Here are some tips that I offer on how to get through the winter as you deal with the winter blahs.

  1. Stay active. Even though the last thing we feel like doing is getting outside when the temperatures plummet, it is good for our physical and mental health to move around. Bundle up and take a hike by a lake. Take a walk around the block. Little Traverse Conservancy holds numerous events throughout the winter, most of which are free of charge. Try snowshoeing. Don’t own or want to purchase your own snowshoes? Bearcub Outfitters in downtown Petoskey has you covered. They have several pairs that you can rent.
  2. Take up a new hobby or activity. Learn to crochet, play the piano, or how to play bridge. Take an art class. Join a pool, bowling, or dart league. Compete in euchre tournaments. The Petoskey District Library and Crooked Tree Arts Center are both great resources for classes and activities to keep your mind and body busy.
  3. Volunteer your time. The Petoskey region is home to numerous nonprofit organizations that are helping the community in various ways, and all of them would appreciate your help in reaching their goals. Find one that aligns with that which you believe, and volunteer your time and talents.
  4. Light a candle or immerse yourself in aromatherapy. Research has proven that certain scents can stimulate the release of neurotransmitters such as serotonin, dopamine, and endorphins in your brain which contribute to feelings of relaxation and happiness. (I am picky about my scents, so when I find a candle that I love, I buy several of them and burn them throughout the winter months).
  5. Listen to music. Researchers have spent countless hours studying the connection between the brain and music. It has been proven that music can not only help with memory and recall, but that it can also improve your mood, reduce physical pain, and decrease anxiety and symptoms of depression.
  6. Tune out for a bit. Take breaks from the news, social media, and mindless scrolling. There is nothing wrong with spending some time on your phone when you need a distraction, but don’t make that your only means of coping this winter.
  7. Most of all, stay in the moment and try to spend time daily doing something that brings you joy.
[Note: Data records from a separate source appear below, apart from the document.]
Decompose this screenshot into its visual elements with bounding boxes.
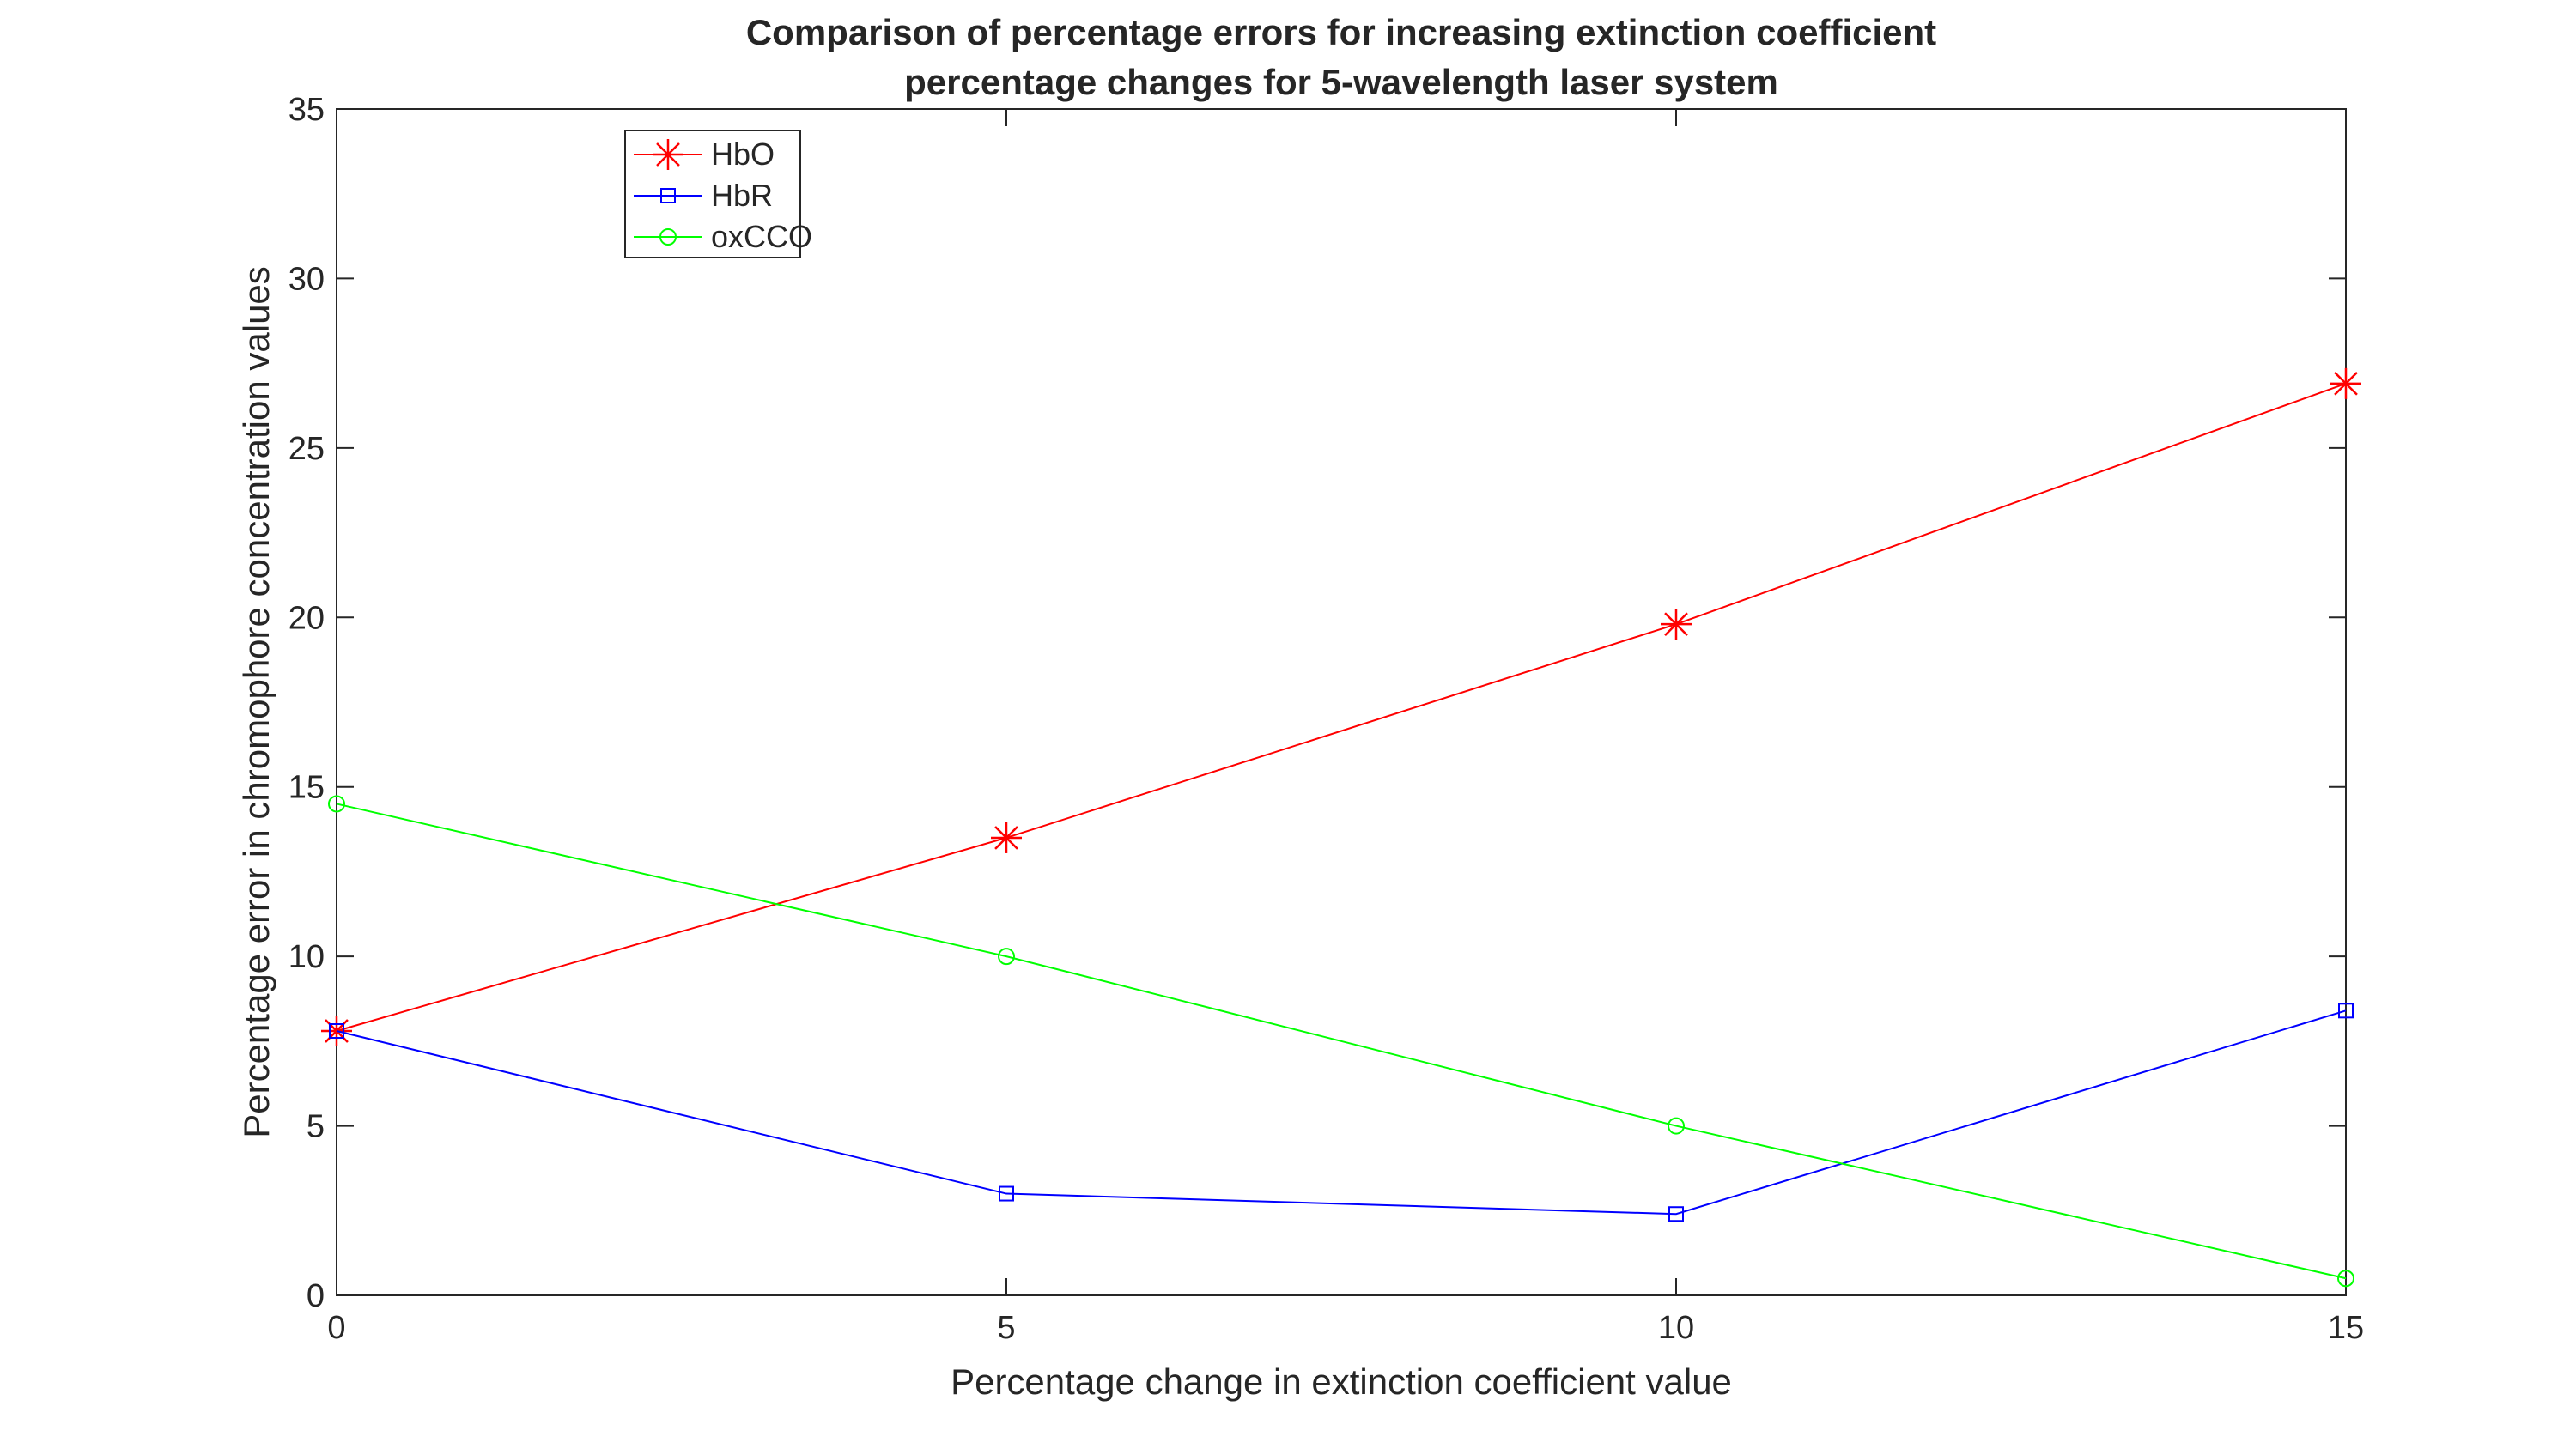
series-line-hbr: [336, 1009, 2347, 1216]
x-tick-label: 5: [997, 1310, 1015, 1346]
series-layer: [321, 367, 2361, 1288]
data-point-hbo: [991, 822, 1022, 853]
series-hbr: [329, 1003, 2354, 1222]
y-tick-label: 0: [307, 1278, 325, 1314]
chart-title: Comparison of percentage errors for incr…: [746, 12, 1936, 102]
y-tick-label: 30: [289, 261, 325, 297]
legend-label: oxCCO: [711, 219, 812, 254]
chart-title-line-2: percentage changes for 5-wavelength lase…: [904, 62, 1778, 102]
data-point-hbr: [2338, 1003, 2354, 1019]
x-axis-label: Percentage change in extinction coeffici…: [951, 1361, 1732, 1402]
x-axis: 0 5 10 15: [327, 109, 2364, 1346]
y-tick-label: 25: [289, 431, 325, 467]
series-line-oxcco: [336, 803, 2347, 1280]
legend-item-hbr: HbR: [634, 178, 773, 213]
chart-title-line-1: Comparison of percentage errors for incr…: [746, 12, 1936, 52]
data-point-hbo: [2330, 367, 2361, 399]
y-tick-label: 10: [289, 939, 325, 975]
legend-marker: [660, 188, 676, 203]
legend-label: HbO: [711, 136, 775, 172]
legend: HbO HbR oxCCO: [624, 130, 812, 258]
data-point-hbr: [999, 1185, 1014, 1202]
data-point-hbr: [1668, 1206, 1684, 1222]
plot-area: [336, 108, 2347, 1296]
data-point-oxcco: [2337, 1270, 2354, 1288]
legend-items: HbO HbR oxCCO: [634, 136, 812, 254]
legend-item-oxcco: oxCCO: [634, 219, 812, 254]
data-point-oxcco: [998, 948, 1015, 966]
data-point-hbo: [1661, 609, 1692, 640]
legend-marker: [659, 228, 677, 246]
data-point-hbr: [329, 1023, 344, 1040]
series-oxcco: [328, 795, 2354, 1288]
legend-item-hbo: HbO: [634, 136, 775, 172]
data-point-oxcco: [328, 795, 345, 813]
legend-label: HbR: [711, 178, 773, 213]
y-axis: 0 5 10 15 20 25 30 35: [289, 92, 2346, 1314]
x-tick-label: 10: [1658, 1310, 1694, 1346]
y-axis-label: Percentage error in chromophore concentr…: [236, 266, 276, 1138]
x-tick-label: 15: [2328, 1310, 2364, 1346]
y-tick-label: 35: [289, 92, 325, 128]
x-tick-label: 0: [327, 1310, 345, 1346]
y-tick-label: 20: [289, 600, 325, 636]
y-tick-label: 15: [289, 770, 325, 806]
series-line-hbo: [336, 382, 2347, 1032]
data-point-oxcco: [1668, 1117, 1685, 1135]
y-tick-label: 5: [307, 1109, 325, 1145]
legend-marker: [653, 139, 683, 170]
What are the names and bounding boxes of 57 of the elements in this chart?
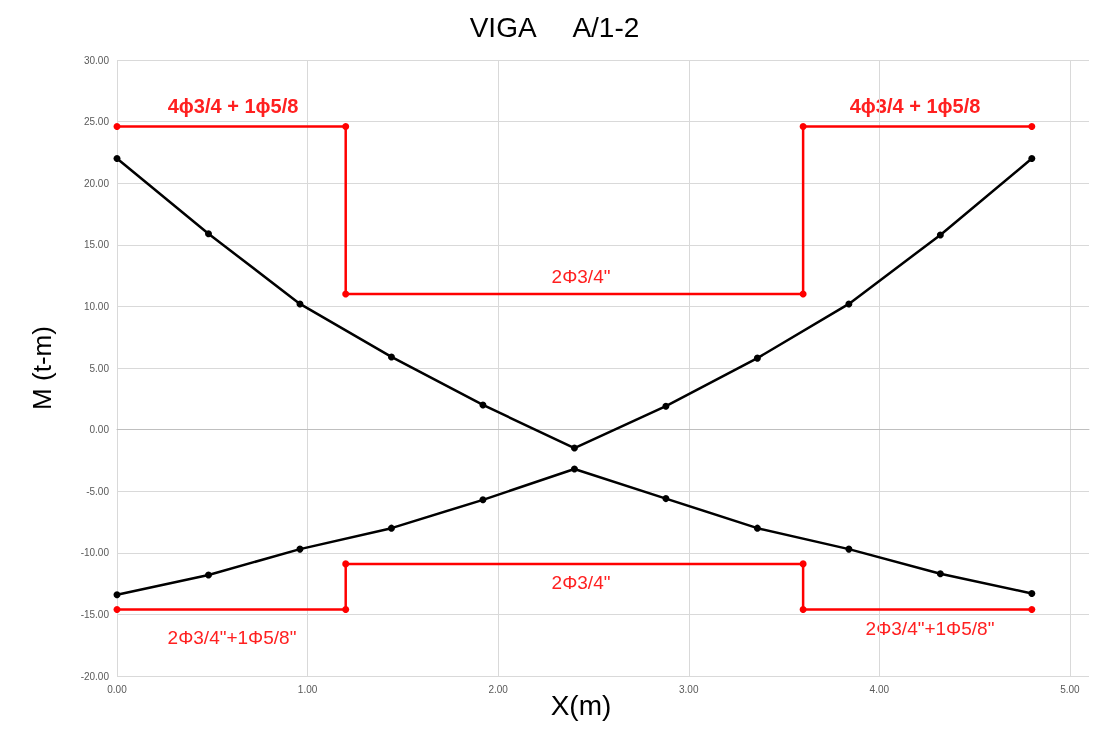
x-tick-label: 0.00	[107, 683, 128, 695]
point	[1028, 123, 1036, 131]
x-axis-title: X(m)	[550, 689, 612, 721]
point	[342, 560, 350, 568]
point	[1028, 605, 1036, 613]
annotation: 2Φ3/4"	[551, 265, 611, 287]
x-tick-label: 4.00	[869, 683, 890, 695]
point	[113, 155, 121, 163]
point	[570, 465, 578, 473]
y-tick-label: -20.00	[80, 670, 110, 682]
annotation: 2Φ3/4"+1Φ5/8"	[865, 617, 995, 639]
point	[113, 605, 121, 613]
x-tick-label: 5.00	[1060, 683, 1081, 695]
y-axis-title: M (t-m)	[27, 326, 57, 410]
y-tick-label: 15.00	[83, 239, 110, 251]
annotation: 2Φ3/4"	[551, 571, 611, 593]
point	[479, 496, 487, 504]
point	[570, 444, 578, 452]
y-tick-label: -15.00	[80, 608, 110, 620]
point	[113, 591, 121, 599]
point	[845, 300, 853, 308]
point	[845, 545, 853, 553]
point	[936, 231, 944, 239]
point	[662, 402, 670, 410]
point	[387, 524, 395, 532]
y-tick-label: 0.00	[89, 424, 110, 436]
chart-title: VIGA A/1-2	[469, 11, 640, 43]
point	[342, 123, 350, 131]
x-tick-label: 2.00	[488, 683, 509, 695]
point	[753, 354, 761, 362]
point	[753, 524, 761, 532]
point	[1028, 155, 1036, 163]
y-tick-label: 5.00	[89, 362, 110, 374]
point	[204, 230, 212, 238]
x-tick-label: 3.00	[679, 683, 699, 695]
point	[342, 290, 350, 298]
point	[342, 605, 350, 613]
point	[799, 123, 807, 131]
point	[936, 570, 944, 578]
y-tick-label: 30.00	[83, 54, 110, 66]
point	[799, 560, 807, 568]
annotation: 4ϕ3/4 + 1ϕ5/8	[167, 95, 299, 117]
y-tick-label: -10.00	[80, 547, 110, 559]
point	[387, 353, 395, 361]
y-tick-label: 10.00	[83, 300, 110, 312]
point	[204, 571, 212, 579]
point	[1028, 589, 1036, 597]
y-tick-label: 20.00	[83, 177, 110, 189]
point	[662, 495, 670, 503]
y-tick-label: 25.00	[83, 116, 110, 128]
annotation: 4ϕ3/4 + 1ϕ5/8	[849, 95, 981, 117]
point	[799, 290, 807, 298]
point	[113, 123, 121, 131]
x-tick-label: 1.00	[297, 683, 318, 695]
annotation: 2Φ3/4"+1Φ5/8"	[167, 626, 297, 648]
y-tick-label: -5.00	[86, 485, 110, 497]
point	[799, 605, 807, 613]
This can be hard in the winter but also when it is the most critical. Read a book or put together a puzzle. Meet a friend for coffee. For me, I spend lots of time watching college basketball and playing pool.

A final piece of advice: wintertime in northern Michigan tends to drag on, and it is normal to feel bored, lethargic, and sad at times during the cold winter months. However, if these feelings of overwhelm turn into feelings of hopelessness, it is best to speak to a doctor.

Hold tight my fellow northern Michiganders, spring will be here before we know it.